You can now investigate acoustic consequences of various transformations
on formant parameters (removing a formant, changing amplitudes...).
Modifying the speech rate
and the fundamental frequency contour
You can modify the speech rate and the F0 contour
of speech signals. The menu "Time scale modification" allows you
to modify the speech rate and the F0 level for the whole sentence. Parameters
greater than one decrease the speech rate and/or the F0 level. With the
following choice :
and this original
sentence the speech is sped up and F0 is lowered (result).
Here is another example for a female voice with
the same modification parameters : original
and modified.
Note that the original signal is slightly noisy. More interestingly for
oral comprehension speech can be slowed down : original
and slowed down
(the F0 level is kept unchanged and the time factor is set to 2).

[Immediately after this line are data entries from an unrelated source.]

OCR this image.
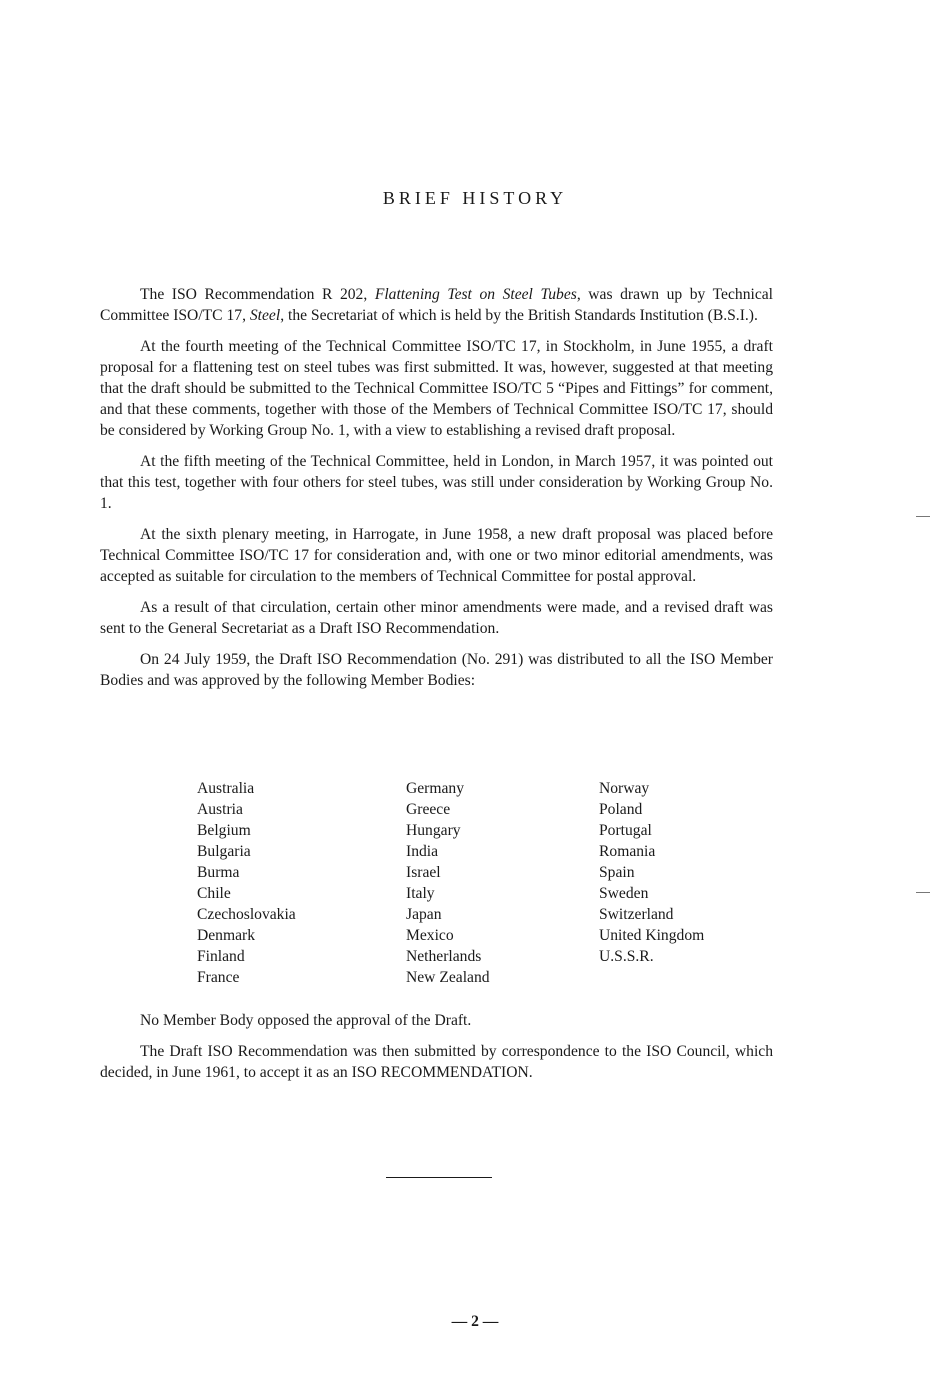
BRIEF HISTORY

The ISO Recommendation R 202, Flattening Test on Steel Tubes, was drawn up by Technical Committee ISO/TC 17, Steel, the Secretariat of which is held by the British Standards Institution (B.S.I.).

At the fourth meeting of the Technical Committee ISO/TC 17, in Stockholm, in June 1955, a draft proposal for a flattening test on steel tubes was first submitted. It was, however, suggested at that meeting that the draft should be submitted to the Technical Committee ISO/TC 5 “Pipes and Fittings” for comment, and that these comments, together with those of the Members of Technical Committee ISO/TC 17, should be considered by Working Group No. 1, with a view to establishing a revised draft proposal.

At the fifth meeting of the Technical Committee, held in London, in March 1957, it was pointed out that this test, together with four others for steel tubes, was still under consideration by Working Group No. 1.

At the sixth plenary meeting, in Harrogate, in June 1958, a new draft proposal was placed before Technical Committee ISO/TC 17 for consideration and, with one or two minor editorial amendments, was accepted as suitable for circulation to the members of Technical Committee for postal approval.

As a result of that circulation, certain other minor amendments were made, and a revised draft was sent to the General Secretariat as a Draft ISO Recommendation.

On 24 July 1959, the Draft ISO Recommendation (No. 291) was distributed to all the ISO Member Bodies and was approved by the following Member Bodies:

Australia
Austria
Belgium
Bulgaria
Burma
Chile
Czechoslovakia
Denmark
Finland
France
Germany
Greece
Hungary
India
Israel
Italy
Japan
Mexico
Netherlands
New Zealand
Norway
Poland
Portugal
Romania
Spain
Sweden
Switzerland
United Kingdom
U.S.S.R.

No Member Body opposed the approval of the Draft.

The Draft ISO Recommendation was then submitted by correspondence to the ISO Council, which decided, in June 1961, to accept it as an ISO RECOMMENDATION.

— 2 —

You can also modify the F0 contour with the "F0 contour modifications"
function. First you have to import the F0 contour by reading it from a
file or by calculating it for the current signal. Note that even if only
a part of the signal is displayed in the window the whole signal is processed.
The following figure exhibits the original F0 contour superimposed onto
the spectrogram for the sentence: "Another experiment required subjects
to read lists of monosyllables aloud".
Second, you have to display F0 "to modify it". You can draw a
new F0 contour by using the left button while maintaining the key <Shift>
pressed. The new F0 contour kept the voiced-unvoiced nature of speech.
If you move in the signal you have to "display FO to modify it" again so
that the F0 contour becomes visible. The following figure exhibits the
new F0 contour.
Finally, you can re-synthesize the sentence with this new contour. Here
is the original sentence, here
is the re-synthesized signal. Note that we also changed the F0 contour
at the end of the sentence !
Correcting F0 values by hand
When F0 values calculated automatically will be used by
another program it can be useful to correct them to avoid any problem. You can use the
"F0 contour modifications" functions for that purpose by following exactly the same strategy
as that described just above (import the F0 contour from a file, display the contour to
modify it, and finally save this contour). You can substantially simplify this
task by choosing an upper display frequency ("Options" in the "Spectro" menu) that
corresponds to a multiple of the F0 scale.
For "Female" and "Any" speaker the highest F0 value is 600 Hz and 500 Hz for
"Male" speakers. Therefore, by choosing 1800 Hz as the upper display frequency for female
speakers, you just have to follow the third harmonic (1800/600). In the same way by
choosing 2000 Hz as the upper frequency for male speakers, you just have to follow the forth
(2000/500) harmonic.
Do not forget that you can also modify the voicing nature of points by moving them
individually with the left button of the mouse while maintaining the key CTRL pressed.
Data journaling
It can be useful to exploit results of WinSnoori
with other software. Most of the results of WinSnoori, therefore,
are put in text form and can be added to the log file (some results which
could produce huge files of little interest, spectrograms for instance,
are not saved). The functions "show results", "append results
to log" and "show log" in the "Miscellaneous" allow respectively
to display the text file for the very last command, to add this file to
the log file and to display the log file.
Example:
When you drag the mouse to calculate and display
a spectral slice all the spectra are saved in text form (use "show
results" to see these values). This file contains all the spectra;
it can be therefore more convenient to display only one spectrum by turning
off the colored buttons of the spectra to be not displayed. Then you can
analyze results in another software.